Confira alguns trechos da entrevista:
Brasil de Fato - O que podemos entender por cultura alimentar?
Tainá Marajoara - A gente distingue cultura alimentar de gastronomia porque de acordo com o conceito que a gente cria de cultura alimentar, cultura alimentar vai ser o saber, o falar, curar, cuidar, cultivar... os processos de arquitetura, de construção artesanal. As casas de farinha são processos de uma arquitetura tradicional, ainda que ela não tenha o nome de arquitetura, então todos esses processos fazem parte das culturas, porque carregam ancestralidade, carregam identidade, são aquilo que a gente se reconhece nele. Nós nos reconhecemos nele, e não em uma lata de sopa, nós não nos reconhecemos em um avião que joga veneno e contamina crianças, mas a gente se reconhece nos roçados.
Qual a importância de cardápios sazonais?
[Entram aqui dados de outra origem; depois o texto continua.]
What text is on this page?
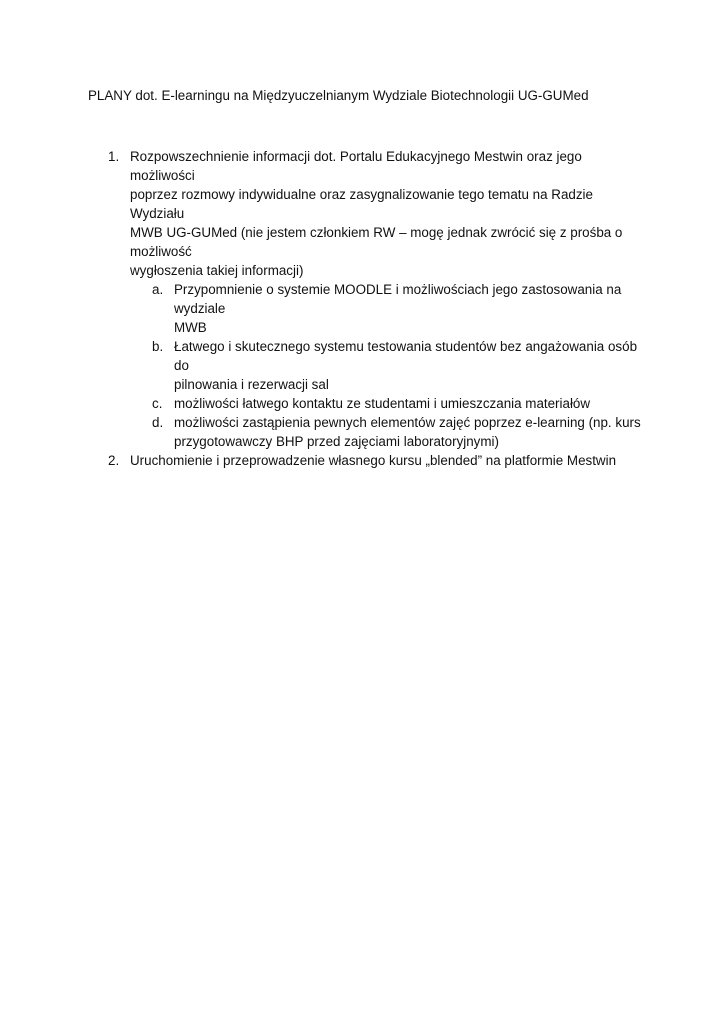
PLANY dot. E-learningu na Międzyuczelnianym Wydziale Biotechnologii UG-GUMed
1. Rozpowszechnienie informacji dot. Portalu Edukacyjnego Mestwin oraz jego możliwości
poprzez rozmowy indywidualne oraz zasygnalizowanie tego tematu na Radzie Wydziału
MWB UG-GUMed (nie jestem członkiem RW – mogę jednak zwrócić się z prośba o możliwość
wygłoszenia takiej informacji)
a. Przypomnienie o systemie MOODLE i możliwościach jego zastosowania na wydziale
MWB
b. Łatwego i skutecznego systemu testowania studentów bez angażowania osób do
pilnowania i rezerwacji sal
c. możliwości łatwego kontaktu ze studentami i umieszczania materiałów
d. możliwości zastąpienia pewnych elementów zajęć poprzez e-learning (np. kurs
przygotowawczy BHP przed zajęciami laboratoryjnymi)
2. Uruchomienie i przeprowadzenie własnego kursu „blended” na platformie Mestwin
O cardápio fixo é para quem acha que a cultura é absolutamente imutável, assim como a natureza pode ser padronizada e não é isso que a gente faz. A gente respeita a terra, respeita o tempo da natureza e respeita os ciclos, isso é muito importante. Isso é muito importante porque além de não massacrar a terra, além de não esgotar a lavoura, a gente também está levando a diversidade para nossos corpos e paladares. Isso enrique nosso paladar e também coloca teu corpo, teu organismo, com outras formas de nutrientes e faz bem para todo mundo.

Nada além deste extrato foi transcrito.